Changing Guest Expectations
Staffing levels — or lack thereof — will determine how successfully the hotel industry comes back from the health crisis. While guests may have been forgiving of bare-bones service before, demand levels are on the rise. Guest expectations of what constitutes an acceptable hotel experience will rebound to pre-pandemic levels, too.
“We’re all seeing our customer satisfaction scores in this industry, across the board, go down,” Barr said. “We have to get people back into the workforce. Fundamentally, we just don’t have enough people in the workforce.”
Technology can address some of that with contactless features like mobile check-in and check-out reducing staffing requirements for a front desk. But some of the issues are likely going to involve structural shifts in what a hotel stay is supposed to look like.
Hilton rolled out an opt-in housekeeping practice earlier this year where daily housekeeping during a stay isn’t a given at many of its brands. Instead, a guest has to make the request for if or when they want their room serviced.
Marriott hasn’t immediately followed suit, with Capuano noting on an investor call last week the company is “evaluating how we strike the right balance between guest expectations and the economic challenges that our owner community continues to face.”
But Barr hinted a similar initiative to Hilton’s is underway at IHG.
“We’re having a debate, and I think we have to communicate and retrain customers. I’m of the view that housekeeping will be transformed in this industry,” he said. “When you’re at home, do you change your sheets every day? Do you wash towels every day?”
A Corporate Wake-Up Call
Monday’s panel didn’t provide many details in what these major hotel companies planned to do in appealing to more workers, but there appears to be a growing sentiment the industry needs to do a better job marketing itself — and pay more.
“We’re not known as the highest-paying industry or the one providing the most benefits,” Kong said.
The lower-paying reputation is a pronounced obstacle in the industry recovery and growing need for more workers. Hotel companies like Hilton helped furloughed workers find jobs in industries with similar skill requirements for hospitality workers like retail, and some of those industries provided a financial lift when workers needed it most.
The retail industry had a 17.5 percent, or $2.68 per hour, wage premium for frontline workers to hotels, according to a CBRE report earlier this year. The wage gap existed before the pandemic, when retail pay was 14 percent higher than hotels.

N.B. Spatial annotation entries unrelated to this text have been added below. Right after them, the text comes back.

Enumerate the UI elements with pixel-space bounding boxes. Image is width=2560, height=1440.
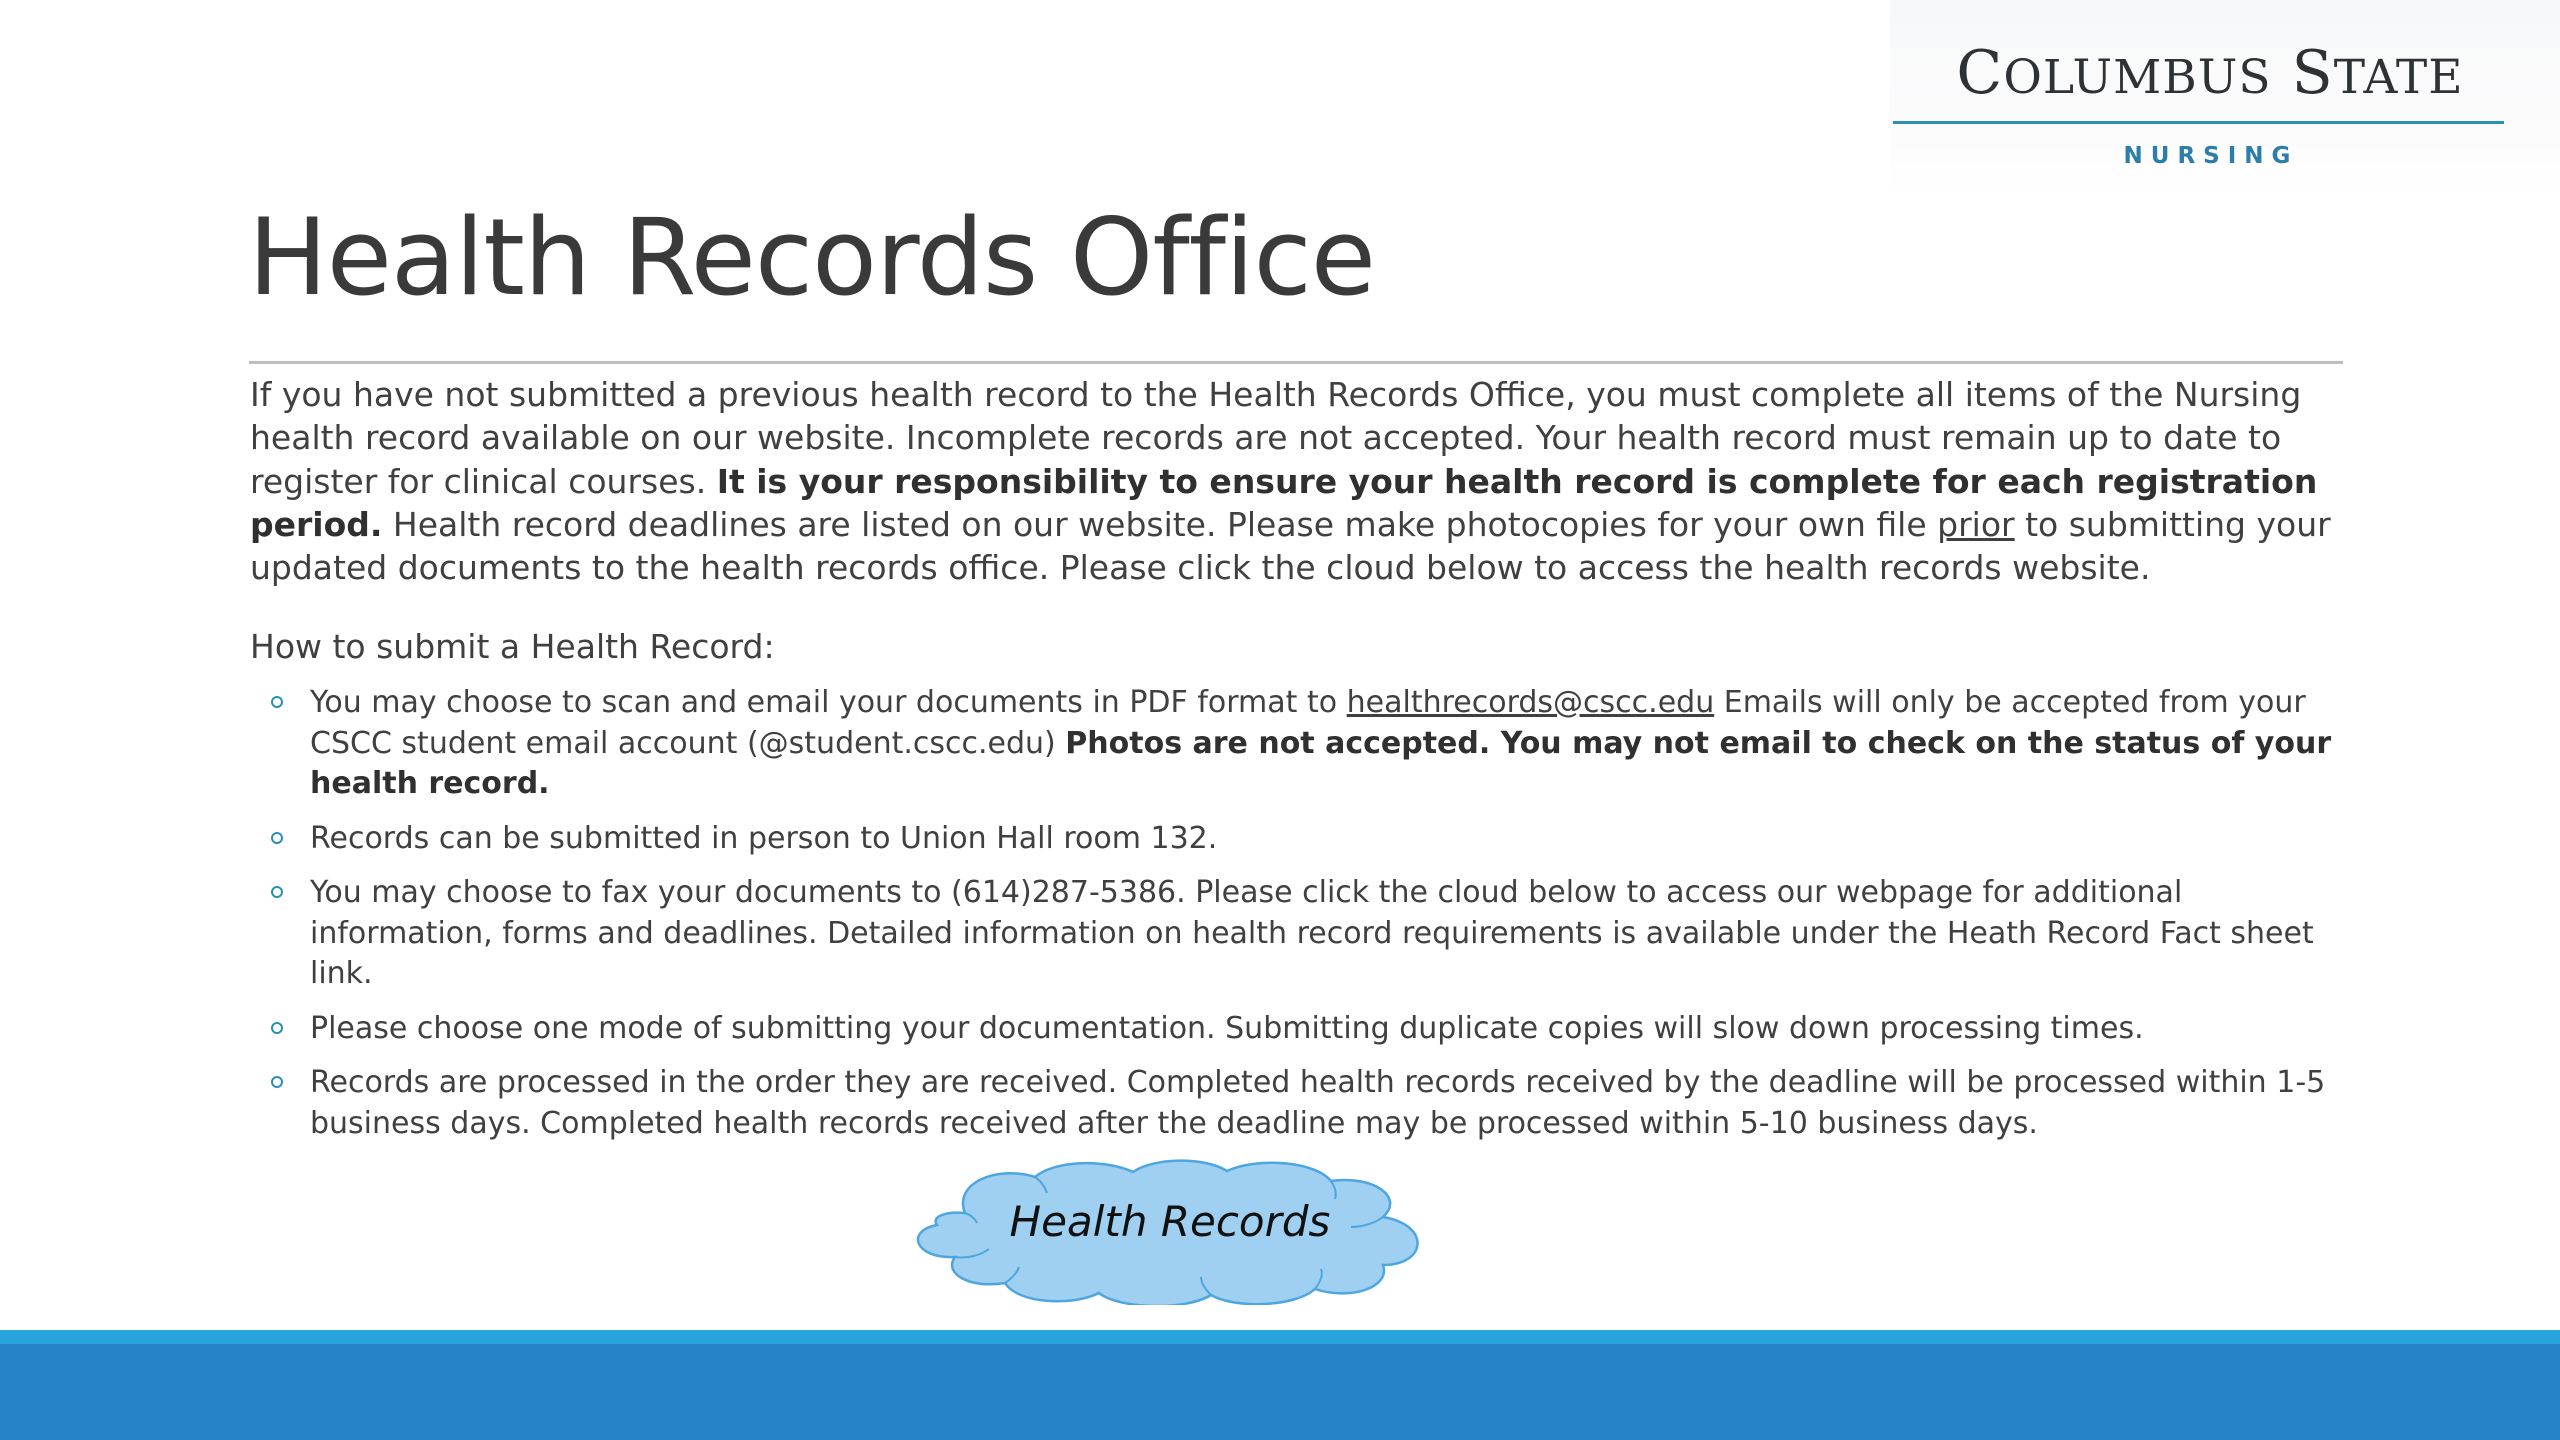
logo-name-initial-1: C xyxy=(1956,38,2004,108)
bullet-circle-icon xyxy=(271,696,283,708)
submission-bullet-list: You may choose to scan and email your do… xyxy=(250,683,2350,1158)
bullet-processing-text: Records are processed in the order they … xyxy=(310,1065,2326,1141)
health-records-cloud-button[interactable]: Health Records xyxy=(905,1155,1435,1305)
bullet-one-mode: Please choose one mode of submitting you… xyxy=(250,1009,2350,1050)
page-title: Health Records Office xyxy=(248,196,1376,319)
bullet-in-person-text: Records can be submitted in person to Un… xyxy=(310,820,1218,856)
intro-paragraph: If you have not submitted a previous hea… xyxy=(250,373,2370,589)
bullet-circle-icon xyxy=(271,1021,283,1034)
footer-band xyxy=(0,1344,2560,1440)
intro-prior-text: prior xyxy=(1937,504,2015,544)
logo-subtitle: NURSING xyxy=(2123,143,2299,169)
how-to-heading: How to submit a Health Record: xyxy=(250,627,775,666)
logo-divider xyxy=(1893,121,2504,124)
bullet-processing: Records are processed in the order they … xyxy=(250,1063,2350,1144)
bullet-email-text-1: You may choose to scan and email your do… xyxy=(310,685,1347,720)
footer-accent-band xyxy=(0,1330,2560,1344)
bullet-one-mode-text: Please choose one mode of submitting you… xyxy=(310,1010,2144,1046)
bullet-circle-icon xyxy=(271,831,283,844)
intro-text-2: Health record deadlines are listed on ou… xyxy=(382,504,1938,544)
logo-name-rest-2: TATE xyxy=(2333,50,2464,105)
title-divider xyxy=(249,361,2343,364)
cloud-button-label: Health Records xyxy=(1009,1197,1331,1246)
logo-name: COLUMBUS STATE xyxy=(1916,38,2504,108)
bullet-circle-icon xyxy=(271,1076,283,1088)
bullet-email: You may choose to scan and email your do… xyxy=(250,683,2350,805)
bullet-circle-icon xyxy=(271,886,283,898)
email-link[interactable]: healthrecords@cscc.edu xyxy=(1347,685,1715,720)
logo-name-rest-1: OLUMBUS xyxy=(2003,50,2272,105)
bullet-fax-text: You may choose to fax your documents to … xyxy=(310,875,2314,991)
logo-name-initial-2: S xyxy=(2291,38,2334,108)
bullet-in-person: Records can be submitted in person to Un… xyxy=(250,819,2350,860)
bullet-fax: You may choose to fax your documents to … xyxy=(250,873,2350,995)
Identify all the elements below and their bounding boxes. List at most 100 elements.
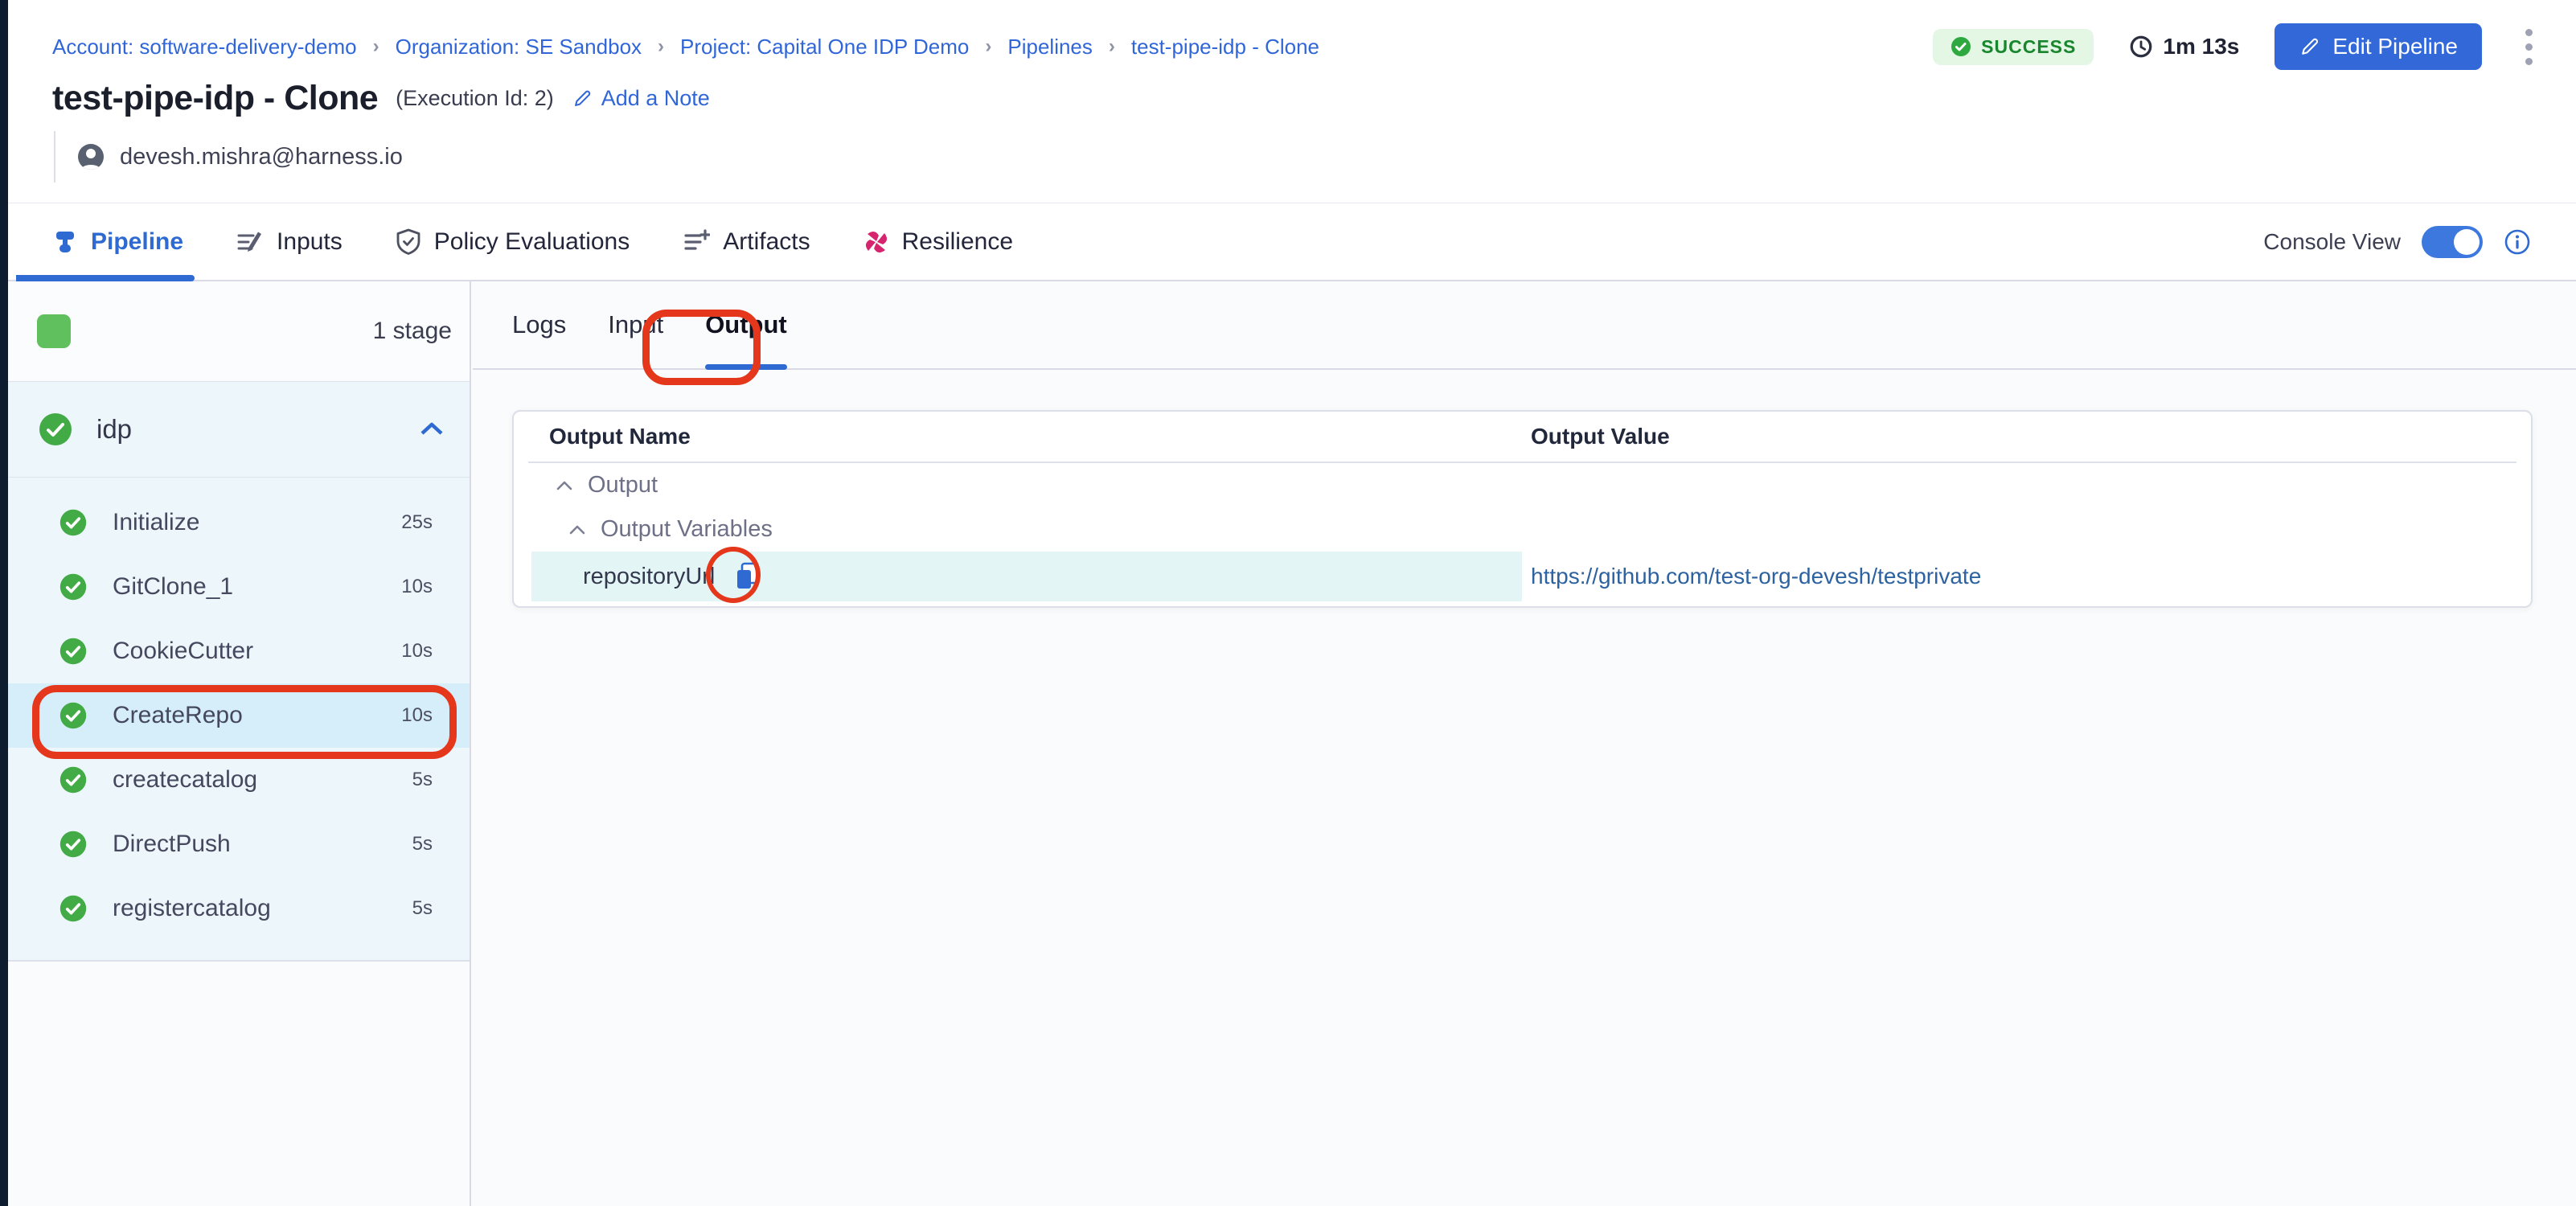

Many hotel owners rolled out sign-on bonuses this year to bring in workers, but actual wage increases weren’t as common. But hotel executives acknowledged on recent earnings calls higher pay is likely a given going forward — and can even be paid for by rising hotel rates in the current inflationary environment.
Wage increases at Hyatt averaged between 10 and 20 percent recently depending on the job and the city.
“We do think that that wage rates will be higher,” Hyatt CEO Mark Hoplamazian said on an investor call last week while noting the company had thousands of open positions across the U.S. “There’s no question about that.”
But hotel executives see the other element in bringing more workers back to properties involves showing upward mobility is possible. A housekeeping or front desk job doesn’t stop there, the thinking goes. That can be a stepping stone to a general manager role or even higher.
“It’s incumbent on us [and] incumbent on everybody in the room to tell the story of what a terrific set of industries it is and how easy it is to build a really productive career,” Capuano said. “But we’ve got some heavy lifting to do.”